Sunday, January 08, 2012

Impersonating celebrities on screen

Impersonating celebrities on screen is so difficult and actually impossible that is is no wonder that the attempts usually fail. Woody Allen's Midnight in Paris is full of such failed attempts, but the viewer can enjoy them as jokes.

The bigger the star's charisma the more useless it usually is to attempt a biopic about him or her.

Michelle Williams succeeds in My Week with Marilyn because she avoids straight imitation and instead creates a playful and personal impression of the love goddess. My two other favourite Marilyn Monroe impersonators have been Mira Sorvino and Ashley Judd - both in the same movie, Norma Jean & Marilyn, representing two sides of the troubled star.

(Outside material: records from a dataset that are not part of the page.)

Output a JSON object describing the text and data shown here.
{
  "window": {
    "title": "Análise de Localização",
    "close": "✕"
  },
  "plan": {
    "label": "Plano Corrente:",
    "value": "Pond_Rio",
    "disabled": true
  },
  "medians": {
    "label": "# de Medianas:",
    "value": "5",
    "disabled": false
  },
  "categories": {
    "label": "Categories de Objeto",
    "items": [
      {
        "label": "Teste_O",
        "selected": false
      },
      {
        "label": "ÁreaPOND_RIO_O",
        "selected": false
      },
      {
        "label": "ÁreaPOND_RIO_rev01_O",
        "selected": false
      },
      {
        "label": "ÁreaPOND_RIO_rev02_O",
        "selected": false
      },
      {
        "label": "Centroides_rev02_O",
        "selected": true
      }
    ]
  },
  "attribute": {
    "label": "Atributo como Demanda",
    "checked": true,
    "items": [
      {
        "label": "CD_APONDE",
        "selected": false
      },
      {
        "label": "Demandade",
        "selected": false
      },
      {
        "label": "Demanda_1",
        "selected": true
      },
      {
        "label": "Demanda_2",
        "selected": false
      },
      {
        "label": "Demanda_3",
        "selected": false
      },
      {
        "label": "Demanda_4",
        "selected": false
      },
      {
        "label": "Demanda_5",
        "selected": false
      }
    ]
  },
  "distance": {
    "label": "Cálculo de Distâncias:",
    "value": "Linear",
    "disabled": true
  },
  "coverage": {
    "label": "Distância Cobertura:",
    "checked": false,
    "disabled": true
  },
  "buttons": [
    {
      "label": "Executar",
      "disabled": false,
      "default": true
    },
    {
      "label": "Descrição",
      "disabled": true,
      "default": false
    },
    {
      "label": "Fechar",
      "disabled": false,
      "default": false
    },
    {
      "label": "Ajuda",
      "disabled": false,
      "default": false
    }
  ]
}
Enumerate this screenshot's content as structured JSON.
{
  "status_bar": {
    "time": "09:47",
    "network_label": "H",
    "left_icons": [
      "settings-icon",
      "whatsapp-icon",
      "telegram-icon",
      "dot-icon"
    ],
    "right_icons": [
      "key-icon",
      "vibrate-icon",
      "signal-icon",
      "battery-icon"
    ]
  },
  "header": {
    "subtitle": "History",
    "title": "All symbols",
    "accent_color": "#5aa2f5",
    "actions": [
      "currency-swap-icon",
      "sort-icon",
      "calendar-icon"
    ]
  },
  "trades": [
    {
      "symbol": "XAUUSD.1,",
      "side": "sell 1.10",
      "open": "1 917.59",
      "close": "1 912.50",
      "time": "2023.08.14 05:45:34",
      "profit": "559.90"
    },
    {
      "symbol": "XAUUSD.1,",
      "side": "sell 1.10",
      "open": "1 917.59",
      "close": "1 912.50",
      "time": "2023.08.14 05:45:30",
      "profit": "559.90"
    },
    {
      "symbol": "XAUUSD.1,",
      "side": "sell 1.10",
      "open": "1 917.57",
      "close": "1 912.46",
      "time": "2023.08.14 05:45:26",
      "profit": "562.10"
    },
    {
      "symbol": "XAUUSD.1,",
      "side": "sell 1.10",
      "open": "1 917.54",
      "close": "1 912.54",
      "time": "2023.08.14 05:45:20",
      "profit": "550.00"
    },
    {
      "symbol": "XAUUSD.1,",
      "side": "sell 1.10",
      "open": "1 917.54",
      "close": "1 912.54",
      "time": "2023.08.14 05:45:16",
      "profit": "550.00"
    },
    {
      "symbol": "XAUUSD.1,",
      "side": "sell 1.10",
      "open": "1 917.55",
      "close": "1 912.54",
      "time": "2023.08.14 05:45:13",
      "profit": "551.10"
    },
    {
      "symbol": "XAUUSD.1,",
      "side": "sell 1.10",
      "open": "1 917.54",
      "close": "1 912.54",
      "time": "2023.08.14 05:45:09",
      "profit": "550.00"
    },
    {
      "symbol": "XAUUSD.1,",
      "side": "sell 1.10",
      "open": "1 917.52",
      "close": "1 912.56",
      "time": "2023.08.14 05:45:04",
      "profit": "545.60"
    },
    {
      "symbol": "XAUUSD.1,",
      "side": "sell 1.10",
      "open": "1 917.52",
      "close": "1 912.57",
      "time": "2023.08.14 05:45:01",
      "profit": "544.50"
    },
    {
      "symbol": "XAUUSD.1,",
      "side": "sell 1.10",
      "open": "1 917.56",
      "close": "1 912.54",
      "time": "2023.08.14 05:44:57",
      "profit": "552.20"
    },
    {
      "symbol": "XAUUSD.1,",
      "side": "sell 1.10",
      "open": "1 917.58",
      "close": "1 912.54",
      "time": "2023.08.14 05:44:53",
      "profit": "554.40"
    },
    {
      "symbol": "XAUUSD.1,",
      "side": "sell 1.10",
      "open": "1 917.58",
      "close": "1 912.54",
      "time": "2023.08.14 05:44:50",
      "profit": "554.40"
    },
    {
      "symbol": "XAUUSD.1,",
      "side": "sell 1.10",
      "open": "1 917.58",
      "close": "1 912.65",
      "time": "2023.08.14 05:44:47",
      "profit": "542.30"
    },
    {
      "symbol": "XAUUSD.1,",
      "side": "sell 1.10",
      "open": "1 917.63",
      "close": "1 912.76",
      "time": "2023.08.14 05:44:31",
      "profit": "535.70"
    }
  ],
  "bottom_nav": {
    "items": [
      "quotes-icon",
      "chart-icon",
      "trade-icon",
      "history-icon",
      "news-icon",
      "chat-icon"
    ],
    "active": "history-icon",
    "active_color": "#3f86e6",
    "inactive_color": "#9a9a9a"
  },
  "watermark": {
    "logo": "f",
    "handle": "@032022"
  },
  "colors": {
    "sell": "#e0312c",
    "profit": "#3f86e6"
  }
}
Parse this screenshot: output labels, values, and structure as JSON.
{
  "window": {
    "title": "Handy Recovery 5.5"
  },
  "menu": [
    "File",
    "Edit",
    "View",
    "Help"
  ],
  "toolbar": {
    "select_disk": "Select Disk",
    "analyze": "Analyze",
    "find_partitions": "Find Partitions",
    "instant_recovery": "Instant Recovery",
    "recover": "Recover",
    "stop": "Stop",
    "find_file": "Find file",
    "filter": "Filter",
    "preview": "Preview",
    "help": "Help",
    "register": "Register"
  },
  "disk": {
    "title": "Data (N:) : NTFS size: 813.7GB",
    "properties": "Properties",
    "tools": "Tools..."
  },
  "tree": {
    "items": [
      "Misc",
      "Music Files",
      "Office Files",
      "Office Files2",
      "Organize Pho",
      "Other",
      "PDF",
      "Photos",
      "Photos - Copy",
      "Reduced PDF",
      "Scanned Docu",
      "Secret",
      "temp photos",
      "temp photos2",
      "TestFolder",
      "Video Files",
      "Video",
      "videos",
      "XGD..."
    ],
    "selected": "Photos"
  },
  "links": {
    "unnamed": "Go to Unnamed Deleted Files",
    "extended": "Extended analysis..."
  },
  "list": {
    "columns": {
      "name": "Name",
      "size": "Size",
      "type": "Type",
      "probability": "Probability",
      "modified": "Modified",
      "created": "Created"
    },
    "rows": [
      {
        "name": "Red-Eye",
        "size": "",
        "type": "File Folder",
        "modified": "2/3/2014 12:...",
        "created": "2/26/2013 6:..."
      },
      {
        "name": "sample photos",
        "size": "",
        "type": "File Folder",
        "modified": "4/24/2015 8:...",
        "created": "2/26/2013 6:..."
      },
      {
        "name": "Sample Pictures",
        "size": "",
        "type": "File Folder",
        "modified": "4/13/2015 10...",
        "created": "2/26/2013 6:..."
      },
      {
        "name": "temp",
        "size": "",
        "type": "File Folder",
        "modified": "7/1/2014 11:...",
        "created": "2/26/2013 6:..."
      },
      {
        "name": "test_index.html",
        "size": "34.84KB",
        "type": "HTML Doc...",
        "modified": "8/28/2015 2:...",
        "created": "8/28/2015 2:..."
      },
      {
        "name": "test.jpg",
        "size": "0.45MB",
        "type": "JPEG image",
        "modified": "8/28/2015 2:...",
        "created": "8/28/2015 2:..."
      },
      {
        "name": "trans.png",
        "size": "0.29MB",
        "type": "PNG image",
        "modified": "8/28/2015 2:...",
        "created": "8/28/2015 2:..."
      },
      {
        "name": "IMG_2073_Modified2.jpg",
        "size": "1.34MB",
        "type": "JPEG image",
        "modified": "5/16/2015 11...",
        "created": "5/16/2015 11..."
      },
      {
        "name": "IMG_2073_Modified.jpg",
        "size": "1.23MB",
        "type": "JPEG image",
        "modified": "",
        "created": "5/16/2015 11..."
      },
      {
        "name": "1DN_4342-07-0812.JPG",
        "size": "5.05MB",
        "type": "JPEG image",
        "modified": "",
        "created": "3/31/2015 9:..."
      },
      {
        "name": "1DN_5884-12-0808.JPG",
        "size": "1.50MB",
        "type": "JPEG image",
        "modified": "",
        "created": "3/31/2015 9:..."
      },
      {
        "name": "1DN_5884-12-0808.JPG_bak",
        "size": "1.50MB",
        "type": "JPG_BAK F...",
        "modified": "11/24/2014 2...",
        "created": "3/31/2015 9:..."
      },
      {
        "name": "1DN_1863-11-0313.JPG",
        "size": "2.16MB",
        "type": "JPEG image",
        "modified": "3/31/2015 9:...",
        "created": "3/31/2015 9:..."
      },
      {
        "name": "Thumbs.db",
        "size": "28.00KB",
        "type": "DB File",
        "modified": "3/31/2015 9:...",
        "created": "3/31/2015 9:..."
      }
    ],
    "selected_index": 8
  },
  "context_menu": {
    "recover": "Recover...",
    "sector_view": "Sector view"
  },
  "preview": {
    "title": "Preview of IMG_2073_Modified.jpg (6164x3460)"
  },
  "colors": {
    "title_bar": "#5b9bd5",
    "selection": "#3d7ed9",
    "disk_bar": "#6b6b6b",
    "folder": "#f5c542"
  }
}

In My Week with Marilyn I also admire Kenneth Branagh's memorable study or essay on Laurence Olivier.

I have also liked Eric Elmosnino as Serge Gainsbourg in Gainsbourg: Vie héroïque, Val Kilmer as Jim Morrison in The Doors, Jamie Foxx as Ray Charles in Ray, and David Bowie as Andy Warhol in Basquiat.

Anthony Hopkins is a chameleon who has played memorably Richard Nixon and Pablo Picasso without surface likeness but with a lot of charisma.

Another chameleon is Gary Oldman who has played both Sid Vicious and Ludwig van Beethoven.

The best movie performance of W.A. Mozart is by Innokenti Smoktunovsky in Mozart and Salieri based on the Pushkin play.

A Finnish chameleon is Martti Suosalo who repeated the Gary Oldman stunt of playing both a rogue singer (Irwin Goodman) and a classical composer (Jean Sibelius).